Monday, March 28, 2011

Betrayal

I was in bed with another man. We were having sex but I did not feel anything towards him. But the intensity was enough for the moment.

I could not decide if I would tell my husband or not. If I were to tell him, I know it would mean the end of a marriage that had just begun. I chose wrong. He realized I had cheated on him and was give 2 days to leave the house. Emotionally I was destroyed. One choice had ruined the rest of my life. What was I to do? The man that I loved had just ended all ties with me and wanted me out of his life.

I packed the essentials but did not have anywhere to go and only $50 to my name. He saw me in tears but still did not care. What I had done to him was evil enough. I could see the hatred in his eyes. I had torn his heart into pieces.

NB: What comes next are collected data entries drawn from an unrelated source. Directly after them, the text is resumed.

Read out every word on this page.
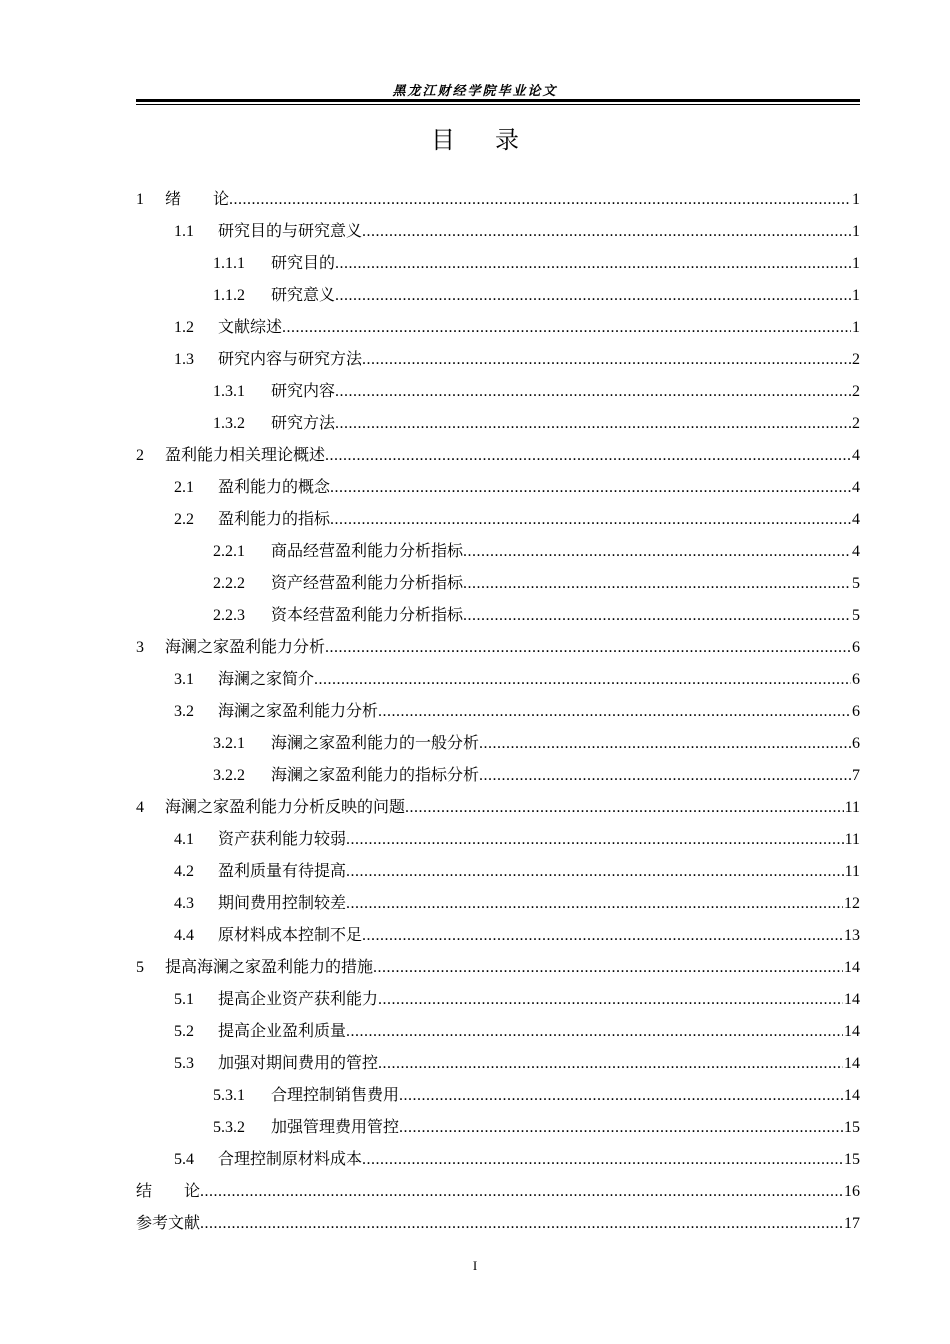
黑龙江财经学院毕业论文
目录
1	绪　　论 .....	1
1.1	研究目的与研究意义 .....	1
1.1.1	研究目的 .....	1
1.1.2	研究意义 .....	1
1.2	文献综述 .....	1
1.3	研究内容与研究方法 .....	2
1.3.1	研究内容 .....	2
1.3.2	研究方法 .....	2
2	盈利能力相关理论概述 .....	4
2.1	盈利能力的概念 .....	4
2.2	盈利能力的指标 .....	4
2.2.1	商品经营盈利能力分析指标 .....	4
2.2.2	资产经营盈利能力分析指标 .....	5
2.2.3	资本经营盈利能力分析指标 .....	5
3	海澜之家盈利能力分析 .....	6
3.1	海澜之家简介 .....	6
3.2	海澜之家盈利能力分析 .....	6
3.2.1	海澜之家盈利能力的一般分析 .....	6
3.2.2	海澜之家盈利能力的指标分析 .....	7
4	海澜之家盈利能力分析反映的问题 .....	11
4.1	资产获利能力较弱 .....	11
4.2	盈利质量有待提高 .....	11
4.3	期间费用控制较差 .....	12
4.4	原材料成本控制不足 .....	13
5	提高海澜之家盈利能力的措施 .....	14
5.1	提高企业资产获利能力 .....	14
5.2	提高企业盈利质量 .....	14
5.3	加强对期间费用的管控 .....	14
5.3.1	合理控制销售费用 .....	14
5.3.2	加强管理费用管控 .....	15
5.4	合理控制原材料成本 .....	15
结　　论 .....	16
参考文献 .....	17
I
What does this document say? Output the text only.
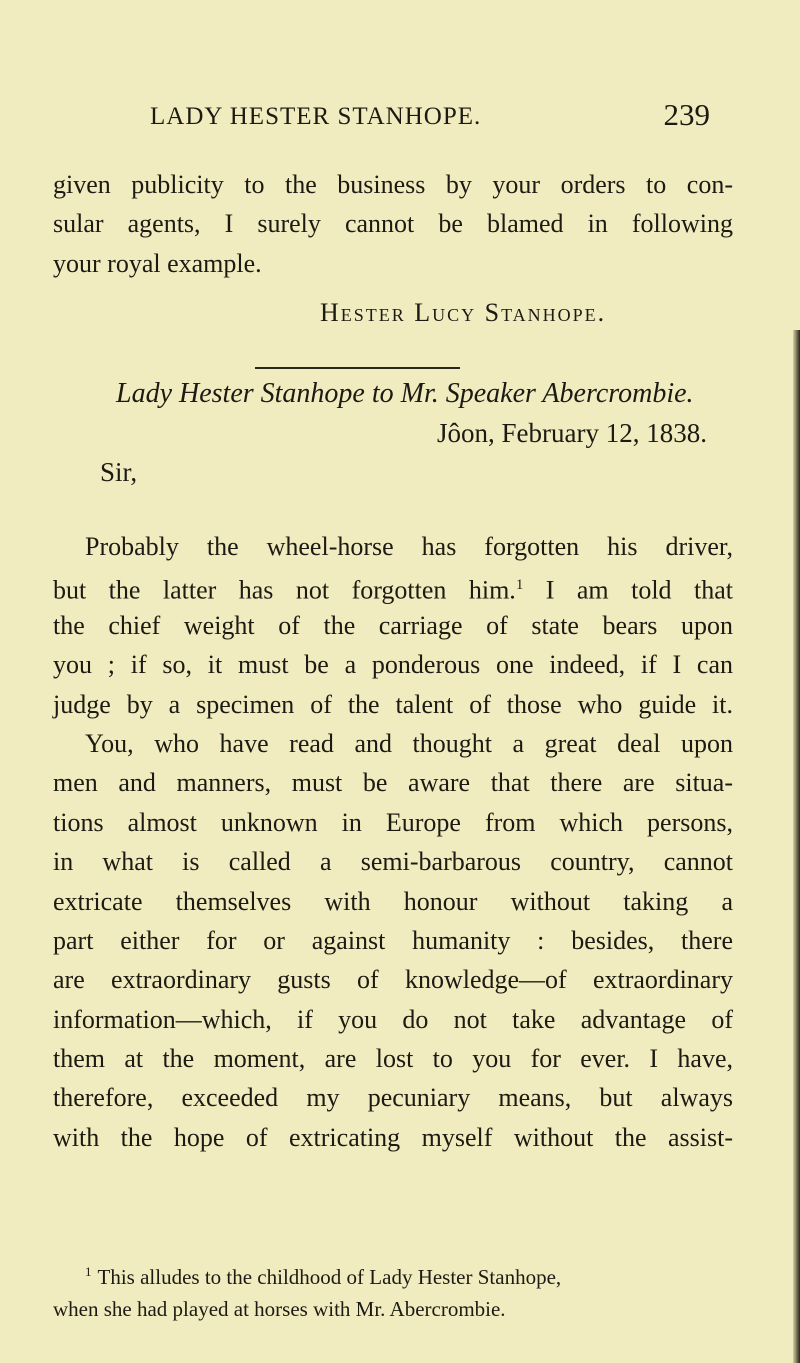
LADY HESTER STANHOPE.	239
given publicity to the business by your orders to con-
sular agents, I surely cannot be blamed in following
your royal example.
Hester Lucy Stanhope.
Lady Hester Stanhope to Mr. Speaker Abercrombie.
Jôon, February 12, 1838.
Sir,
Probably the wheel-horse has forgotten his driver,
but the latter has not forgotten him.$^1$ I am told that
the chief weight of the carriage of state bears upon
you ; if so, it must be a ponderous one indeed, if I can
judge by a specimen of the talent of those who guide it.
You, who have read and thought a great deal upon
men and manners, must be aware that there are situa-
tions almost unknown in Europe from which persons,
in what is called a semi-barbarous country, cannot
extricate themselves with honour without taking a
part either for or against humanity : besides, there
are extraordinary gusts of knowledge—of extraordinary
information—which, if you do not take advantage of
them at the moment, are lost to you for ever. I have,
therefore, exceeded my pecuniary means, but always
with the hope of extricating myself without the assist-
$^1$ This alludes to the childhood of Lady Hester Stanhope,
when she had played at horses with Mr. Abercrombie.
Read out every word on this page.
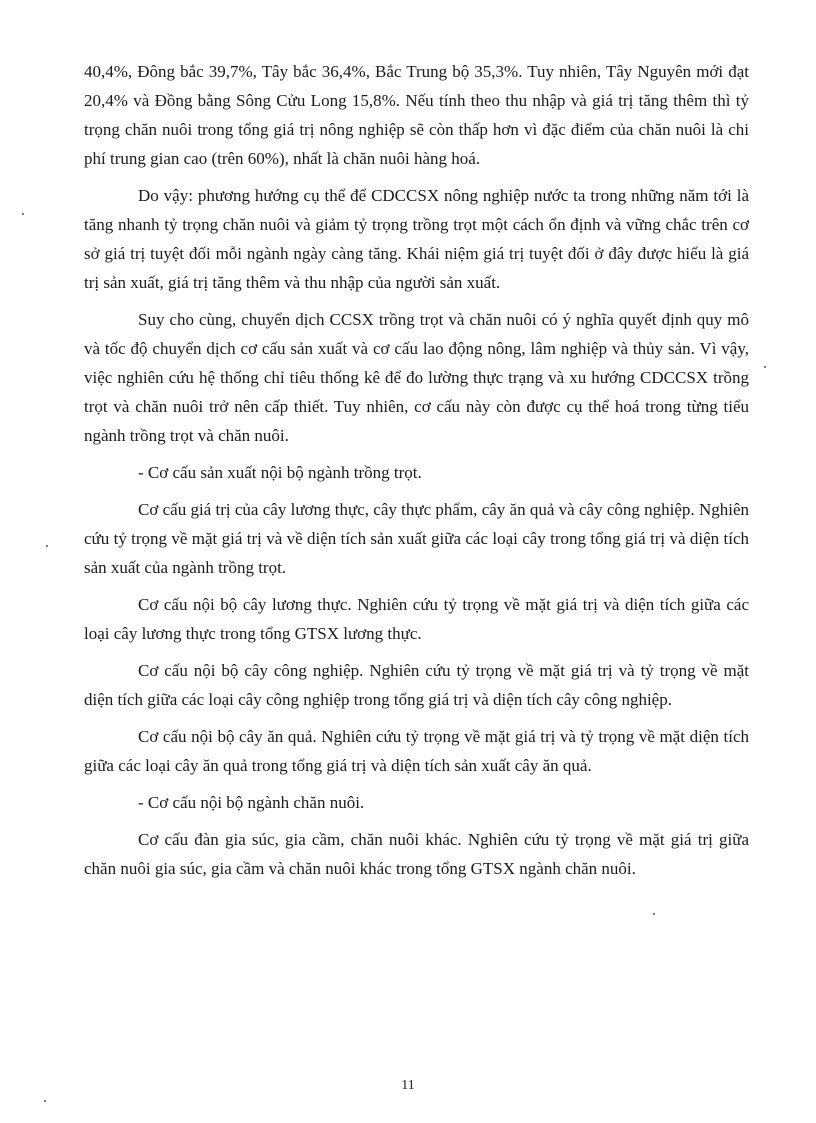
40,4%, Đông bắc 39,7%, Tây bắc 36,4%, Bắc Trung bộ 35,3%. Tuy nhiên, Tây Nguyên mới đạt 20,4% và Đồng bằng Sông Cửu Long 15,8%. Nếu tính theo thu nhập và giá trị tăng thêm thì tỷ trọng chăn nuôi trong tổng giá trị nông nghiệp sẽ còn thấp hơn vì đặc điểm của chăn nuôi là chi phí trung gian cao (trên 60%), nhất là chăn nuôi hàng hoá.

Do vậy: phương hướng cụ thể để CDCCSX nông nghiệp nước ta trong những năm tới là tăng nhanh tỷ trọng chăn nuôi và giảm tỷ trọng trồng trọt một cách ổn định và vững chắc trên cơ sở giá trị tuyệt đối mỗi ngành ngày càng tăng. Khái niệm giá trị tuyệt đối ở đây được hiểu là giá trị sản xuất, giá trị tăng thêm và thu nhập của người sản xuất.

Suy cho cùng, chuyển dịch CCSX trồng trọt và chăn nuôi có ý nghĩa quyết định quy mô và tốc độ chuyển dịch cơ cấu sản xuất và cơ cấu lao động nông, lâm nghiệp và thủy sản. Vì vậy, việc nghiên cứu hệ thống chỉ tiêu thống kê để đo lường thực trạng và xu hướng CDCCSX trồng trọt và chăn nuôi trở nên cấp thiết. Tuy nhiên, cơ cấu này còn được cụ thể hoá trong từng tiểu ngành trồng trọt và chăn nuôi.

- Cơ cấu sản xuất nội bộ ngành trồng trọt.

Cơ cấu giá trị của cây lương thực, cây thực phẩm, cây ăn quả và cây công nghiệp. Nghiên cứu tỷ trọng về mặt giá trị và về diện tích sản xuất giữa các loại cây trong tổng giá trị và diện tích sản xuất của ngành trồng trọt.

Cơ cấu nội bộ cây lương thực. Nghiên cứu tỷ trọng về mặt giá trị và diện tích giữa các loại cây lương thực trong tổng GTSX lương thực.

Cơ cấu nội bộ cây công nghiệp. Nghiên cứu tỷ trọng về mặt giá trị và tỷ trọng về mặt diện tích giữa các loại cây công nghiệp trong tổng giá trị và diện tích cây công nghiệp.

Cơ cấu nội bộ cây ăn quả. Nghiên cứu tỷ trọng về mặt giá trị và tỷ trọng về mặt diện tích giữa các loại cây ăn quả trong tổng giá trị và diện tích sản xuất cây ăn quả.

- Cơ cấu nội bộ ngành chăn nuôi.

Cơ cấu đàn gia súc, gia cầm, chăn nuôi khác. Nghiên cứu tỷ trọng về mặt giá trị giữa chăn nuôi gia súc, gia cầm và chăn nuôi khác trong tổng GTSX ngành chăn nuôi.

11
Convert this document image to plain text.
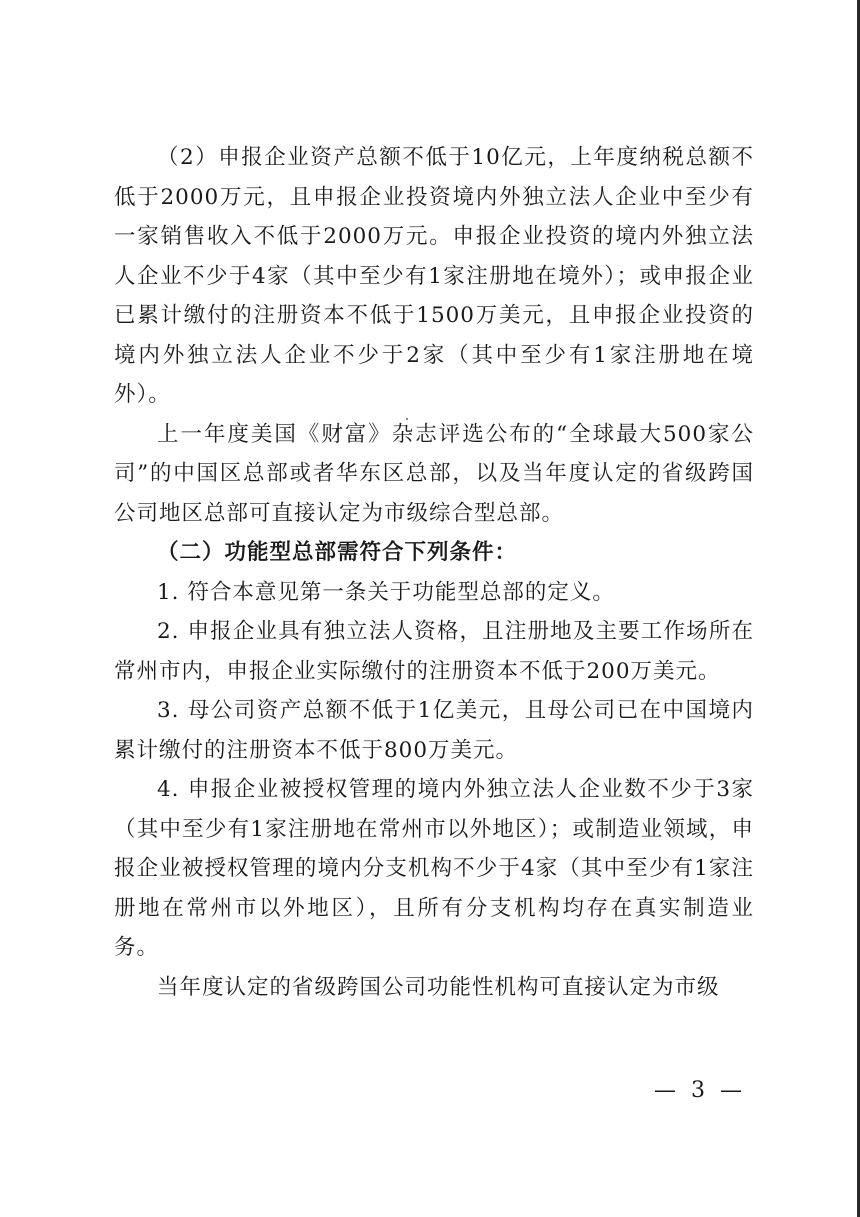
（2）申报企业资产总额不低于10亿元，上年度纳税总额不低于2000万元，且申报企业投资境内外独立法人企业中至少有一家销售收入不低于2000万元。申报企业投资的境内外独立法人企业不少于4家（其中至少有1家注册地在境外）；或申报企业已累计缴付的注册资本不低于1500万美元，且申报企业投资的境内外独立法人企业不少于2家（其中至少有1家注册地在境外）。

上一年度美国《财富》杂志评选公布的“全球最大500家公司”的中国区总部或者华东区总部，以及当年度认定的省级跨国公司地区总部可直接认定为市级综合型总部。

（二）功能型总部需符合下列条件：

1. 符合本意见第一条关于功能型总部的定义。

2. 申报企业具有独立法人资格，且注册地及主要工作场所在常州市内，申报企业实际缴付的注册资本不低于200万美元。

3. 母公司资产总额不低于1亿美元，且母公司已在中国境内累计缴付的注册资本不低于800万美元。

4. 申报企业被授权管理的境内外独立法人企业数不少于3家（其中至少有1家注册地在常州市以外地区）；或制造业领域，申报企业被授权管理的境内分支机构不少于4家（其中至少有1家注册地在常州市以外地区），且所有分支机构均存在真实制造业务。

当年度认定的省级跨国公司功能性机构可直接认定为市级

— 3 —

All of a sudden I was in a taxi deciding where I was going when I realized I had no one to turn to. In every one's eyes I was the most disgraceful person. And that was how I felt.

I found out I was pregnant. But from who? My Husband or my mistake? What was I to do with this child? Keep it or abort it? Would either one of them want to be father of this child? Would they even want me in their life? Could I provide a good home and love this child?

I went back to my husband attempting to explain to him what had happened and tell him I was pregnant. After all the tears and explanations he had decided that.......

I woke up to the sight of him laying right next to me. Wondering what he would do if I were to ever betray him and be in this position.